Das obere Signal zeigt eine PLL, deren Referenz-Frequenz eine Stufe zeigt. Das untere Signal zeigt den JitterTrack der PLL-Ausgangs-Frequenz. Die Stufe der PLL ist in der JitterTrack klar zu sehen, wie auch das Überschwingen der Frequenz. Zusätzlich wird eine Anzahl von Messungen an der JitterTrack durchgeführt, um die Antwort der Frequenzstufe zu untersuchen. Die Flexibilität der LeCroy DSOs und die Leistungsfähigkeit von JitterTrack zusammen ermöglichen solche und weitere Timing-Analysen. Dies ist mit anderen Oszilloskopen nicht möglich!

Die Aufzeichnungsdauer ist entscheident bei der Charakterisierung und dem Debuggen von Jitter

Viele Phänomene mit Einfluss auf Jitter und Timing, wie z.B. Power Glitches, Clock-Modulation, PLL Step-Response, etc. treten nur alle hunderte von Mikrosekunden oder sogar nur alle Millisekunden auf. Nur die Kombination aus der langen Aufzeichnungsdauer der LeCroy DSOs und JitterTrack ermöglicht das Auffinden und Analysieren solcher Ereignisse. Also entscheiden Sie sich für die richtigen Werkzeuge, um Ihre Aufgaben zu erledigen!


3 ­ Spektral-Darstellung von Jitter

Da Jitter aus verschiedenen Frequenzanteilen besteht, ist eine spektrale Darstellung notwendig. Diese Betrachtung gibt oftmals Einblicke in die wahre Ursache des Jitter. LeCroy kann diese Frequenz-Anteile als Jitter-FFT darstellen. Im Gegensatz zu einer FFT eines Clock-Signals, zeigt die Spektraldarstellung ausnahmslos die Variation der Timing-Messungen.

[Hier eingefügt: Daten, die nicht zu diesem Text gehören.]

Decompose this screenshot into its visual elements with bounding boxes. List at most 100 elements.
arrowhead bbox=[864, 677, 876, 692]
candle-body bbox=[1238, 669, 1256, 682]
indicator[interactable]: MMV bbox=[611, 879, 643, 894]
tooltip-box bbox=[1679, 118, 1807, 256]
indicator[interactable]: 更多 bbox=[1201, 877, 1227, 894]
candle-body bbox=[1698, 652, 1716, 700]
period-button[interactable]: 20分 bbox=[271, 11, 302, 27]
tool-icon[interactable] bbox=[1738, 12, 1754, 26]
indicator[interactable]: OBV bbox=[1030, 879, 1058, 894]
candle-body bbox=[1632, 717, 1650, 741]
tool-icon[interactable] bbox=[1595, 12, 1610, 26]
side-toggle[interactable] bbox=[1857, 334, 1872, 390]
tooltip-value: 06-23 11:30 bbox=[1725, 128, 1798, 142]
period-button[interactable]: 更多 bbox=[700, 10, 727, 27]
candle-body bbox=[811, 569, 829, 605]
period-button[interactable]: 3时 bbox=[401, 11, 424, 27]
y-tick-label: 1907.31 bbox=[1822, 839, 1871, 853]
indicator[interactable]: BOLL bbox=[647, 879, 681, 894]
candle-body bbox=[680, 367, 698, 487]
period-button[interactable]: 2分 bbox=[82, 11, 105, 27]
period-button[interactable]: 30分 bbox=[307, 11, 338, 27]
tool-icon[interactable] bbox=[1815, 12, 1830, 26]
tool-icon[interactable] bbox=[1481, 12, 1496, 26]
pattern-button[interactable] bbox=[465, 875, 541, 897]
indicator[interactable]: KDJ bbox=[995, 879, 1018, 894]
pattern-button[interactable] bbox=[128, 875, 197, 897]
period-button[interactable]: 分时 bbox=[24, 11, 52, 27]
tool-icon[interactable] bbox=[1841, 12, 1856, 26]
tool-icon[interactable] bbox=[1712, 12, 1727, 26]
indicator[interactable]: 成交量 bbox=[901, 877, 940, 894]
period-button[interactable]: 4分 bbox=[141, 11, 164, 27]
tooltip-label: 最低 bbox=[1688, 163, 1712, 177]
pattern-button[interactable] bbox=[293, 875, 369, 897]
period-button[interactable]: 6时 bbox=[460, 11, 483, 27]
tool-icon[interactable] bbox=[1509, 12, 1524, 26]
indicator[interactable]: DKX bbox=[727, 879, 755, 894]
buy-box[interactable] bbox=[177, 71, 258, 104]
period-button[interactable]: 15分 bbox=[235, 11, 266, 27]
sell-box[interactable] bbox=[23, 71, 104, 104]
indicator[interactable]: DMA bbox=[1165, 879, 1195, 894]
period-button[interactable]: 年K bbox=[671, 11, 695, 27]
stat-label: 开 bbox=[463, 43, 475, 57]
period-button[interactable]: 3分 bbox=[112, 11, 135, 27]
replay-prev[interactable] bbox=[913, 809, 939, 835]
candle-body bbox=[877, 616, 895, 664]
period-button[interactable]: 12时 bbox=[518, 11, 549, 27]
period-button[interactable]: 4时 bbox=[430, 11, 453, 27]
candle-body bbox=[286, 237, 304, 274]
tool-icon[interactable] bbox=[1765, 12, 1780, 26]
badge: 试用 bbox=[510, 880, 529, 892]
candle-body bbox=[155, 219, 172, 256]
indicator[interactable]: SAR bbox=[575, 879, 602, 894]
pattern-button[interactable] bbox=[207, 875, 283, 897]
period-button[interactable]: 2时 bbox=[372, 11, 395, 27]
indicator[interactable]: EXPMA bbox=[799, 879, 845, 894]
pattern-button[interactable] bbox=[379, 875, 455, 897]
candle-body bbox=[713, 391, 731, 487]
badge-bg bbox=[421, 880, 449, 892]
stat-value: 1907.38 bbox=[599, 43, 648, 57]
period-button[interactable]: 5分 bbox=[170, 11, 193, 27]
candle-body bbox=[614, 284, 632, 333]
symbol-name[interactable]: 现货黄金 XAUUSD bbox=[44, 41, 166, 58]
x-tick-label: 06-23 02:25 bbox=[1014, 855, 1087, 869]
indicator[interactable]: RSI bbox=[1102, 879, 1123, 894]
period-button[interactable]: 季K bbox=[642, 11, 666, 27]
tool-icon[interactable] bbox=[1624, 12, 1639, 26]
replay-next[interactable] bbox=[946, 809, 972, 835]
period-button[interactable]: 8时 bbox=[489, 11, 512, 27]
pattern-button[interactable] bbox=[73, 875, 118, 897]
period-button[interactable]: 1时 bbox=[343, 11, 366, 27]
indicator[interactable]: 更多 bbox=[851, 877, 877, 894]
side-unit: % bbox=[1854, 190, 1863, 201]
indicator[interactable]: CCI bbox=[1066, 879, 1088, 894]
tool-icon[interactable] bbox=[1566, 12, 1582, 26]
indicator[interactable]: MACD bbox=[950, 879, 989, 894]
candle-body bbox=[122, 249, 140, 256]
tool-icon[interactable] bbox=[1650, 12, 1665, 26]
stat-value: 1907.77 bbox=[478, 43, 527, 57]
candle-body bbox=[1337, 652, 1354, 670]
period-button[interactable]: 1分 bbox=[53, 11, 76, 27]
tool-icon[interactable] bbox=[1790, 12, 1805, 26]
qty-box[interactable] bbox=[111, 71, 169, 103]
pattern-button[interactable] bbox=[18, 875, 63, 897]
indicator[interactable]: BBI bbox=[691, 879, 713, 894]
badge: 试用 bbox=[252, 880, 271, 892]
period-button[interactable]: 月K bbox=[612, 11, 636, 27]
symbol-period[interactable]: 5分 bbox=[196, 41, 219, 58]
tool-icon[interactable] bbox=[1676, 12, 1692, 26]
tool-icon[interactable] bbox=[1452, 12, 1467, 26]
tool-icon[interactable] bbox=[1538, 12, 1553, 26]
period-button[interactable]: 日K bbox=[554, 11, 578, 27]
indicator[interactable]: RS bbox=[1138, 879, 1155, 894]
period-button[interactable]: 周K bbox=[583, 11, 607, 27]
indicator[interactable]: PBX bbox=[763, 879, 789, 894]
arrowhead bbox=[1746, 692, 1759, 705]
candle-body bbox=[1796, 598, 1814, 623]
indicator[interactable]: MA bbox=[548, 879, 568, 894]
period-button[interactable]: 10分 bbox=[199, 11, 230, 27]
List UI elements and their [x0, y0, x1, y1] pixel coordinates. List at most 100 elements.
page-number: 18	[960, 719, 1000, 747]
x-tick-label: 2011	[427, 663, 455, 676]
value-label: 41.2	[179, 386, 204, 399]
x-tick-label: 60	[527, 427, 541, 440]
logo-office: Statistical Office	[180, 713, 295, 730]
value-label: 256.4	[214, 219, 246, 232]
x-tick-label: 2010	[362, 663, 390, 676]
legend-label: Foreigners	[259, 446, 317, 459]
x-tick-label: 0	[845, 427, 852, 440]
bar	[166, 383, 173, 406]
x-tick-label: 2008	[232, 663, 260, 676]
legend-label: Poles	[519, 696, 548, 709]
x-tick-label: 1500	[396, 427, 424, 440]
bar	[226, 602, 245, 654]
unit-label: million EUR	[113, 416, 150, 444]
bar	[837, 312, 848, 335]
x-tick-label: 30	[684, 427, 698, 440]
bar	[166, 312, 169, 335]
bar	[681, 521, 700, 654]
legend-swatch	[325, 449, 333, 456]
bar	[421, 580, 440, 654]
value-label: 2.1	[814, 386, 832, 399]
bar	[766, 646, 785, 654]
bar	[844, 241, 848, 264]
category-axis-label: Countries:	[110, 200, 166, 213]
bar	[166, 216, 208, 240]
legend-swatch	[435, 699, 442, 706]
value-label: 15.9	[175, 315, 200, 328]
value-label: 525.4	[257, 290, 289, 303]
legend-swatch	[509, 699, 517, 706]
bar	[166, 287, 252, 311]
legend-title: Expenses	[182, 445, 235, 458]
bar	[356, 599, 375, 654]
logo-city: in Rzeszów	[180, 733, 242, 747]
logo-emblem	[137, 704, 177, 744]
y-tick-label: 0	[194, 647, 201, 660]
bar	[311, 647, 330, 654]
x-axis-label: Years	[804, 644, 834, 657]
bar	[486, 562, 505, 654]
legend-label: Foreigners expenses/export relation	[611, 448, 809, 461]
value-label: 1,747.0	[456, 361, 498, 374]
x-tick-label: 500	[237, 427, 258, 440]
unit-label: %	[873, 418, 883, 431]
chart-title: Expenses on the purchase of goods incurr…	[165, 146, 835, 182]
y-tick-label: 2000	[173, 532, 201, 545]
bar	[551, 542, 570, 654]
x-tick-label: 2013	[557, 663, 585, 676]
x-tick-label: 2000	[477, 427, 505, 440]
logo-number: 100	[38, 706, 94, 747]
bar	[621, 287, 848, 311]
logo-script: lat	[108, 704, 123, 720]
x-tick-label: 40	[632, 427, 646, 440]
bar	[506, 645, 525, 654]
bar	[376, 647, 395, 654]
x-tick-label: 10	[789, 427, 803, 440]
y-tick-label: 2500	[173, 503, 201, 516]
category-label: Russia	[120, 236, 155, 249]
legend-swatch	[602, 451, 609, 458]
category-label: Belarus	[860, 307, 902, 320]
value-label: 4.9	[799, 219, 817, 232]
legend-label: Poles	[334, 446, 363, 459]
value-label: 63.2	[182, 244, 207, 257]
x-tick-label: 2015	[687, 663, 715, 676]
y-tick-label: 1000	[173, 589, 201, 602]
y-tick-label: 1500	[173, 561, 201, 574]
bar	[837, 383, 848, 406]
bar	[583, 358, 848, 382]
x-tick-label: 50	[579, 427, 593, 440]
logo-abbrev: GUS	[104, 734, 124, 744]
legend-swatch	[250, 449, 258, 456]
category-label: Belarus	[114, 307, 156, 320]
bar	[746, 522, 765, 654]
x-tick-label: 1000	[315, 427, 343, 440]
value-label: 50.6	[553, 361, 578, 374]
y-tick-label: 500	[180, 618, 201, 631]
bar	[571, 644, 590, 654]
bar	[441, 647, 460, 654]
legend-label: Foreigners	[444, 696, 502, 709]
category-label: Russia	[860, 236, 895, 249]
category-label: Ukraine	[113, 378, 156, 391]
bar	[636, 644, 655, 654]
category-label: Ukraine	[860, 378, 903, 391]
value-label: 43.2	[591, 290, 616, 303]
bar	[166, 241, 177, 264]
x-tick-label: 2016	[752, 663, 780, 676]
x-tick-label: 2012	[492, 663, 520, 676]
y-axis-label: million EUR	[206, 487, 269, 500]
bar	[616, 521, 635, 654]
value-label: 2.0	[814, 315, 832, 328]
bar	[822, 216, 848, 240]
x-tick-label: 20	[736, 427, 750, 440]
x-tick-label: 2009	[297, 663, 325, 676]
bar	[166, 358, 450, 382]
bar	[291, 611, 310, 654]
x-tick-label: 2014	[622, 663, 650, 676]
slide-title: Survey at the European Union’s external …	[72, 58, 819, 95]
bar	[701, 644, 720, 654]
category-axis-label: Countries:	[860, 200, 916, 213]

Links sehen Sie ein Jitter-Spektrum einer 400 MHz Clock. Mit Hilfe der Zeit-Cursor erkennt man den ersten Spitzenwert bei 50 MHz. Die anderen Spitzen sind die Harmonischen von 50 MHz. In der Schaltung ist das Referenz-Signal der 400 MHz Clock ein 50 MHz Oszillator. Das Zusammenwirken der Clock-PLL mit dem Referenz-Oszillator verursacht den grössten Teil des Jitters. Mit diesem Wissen kann man nun Jitter reduzierende Massnahmen ergreifen.

Datenstrom Jitter-Messungen

Messungen des Datenstrom-Jitters sind für Anwendungen in der Telecom, Datacom, Data Storage und für andere Gebiete mit Takt-Rückgewinnungs-Schaltungen notwendig. Die Jitter Mess-Algorythmen von LeCroy verfügen über diese Fähigkeit. Vielfältige Datenstrom-Messungen wie z.B. Time Interval Error (TIE) stehen zur Verfügung. Für genaue TIE-Messungen sind eine hohe Clock-Stabilität und grosse Speicher unerlässlich. Die grossen Speicher der LeCroy DSOs und die äusserst stabile Sampling-Clock machen sie zur ersten Wahl für TIE- Messungen.

Gezeigt wird hier ein nicht-standardmässiges Datenstrom-Signal (oberes Signal) und der dazugehörige Time Interval Error-JitterTrack (unteres Signal). Die Variationen des Datenstrom-Jitters über die Zeit ist klar ersichtlich. Wie bei Clock-Signalen kann man auch für Datenstrom-Signal alle drei Darstellungen des Jitter auswählen. Darüberhinaus können Datenstrom-Signale, die auf Telecom-Standards beruhen, einfach mit dem "Standard" Menü konfiguriert werden.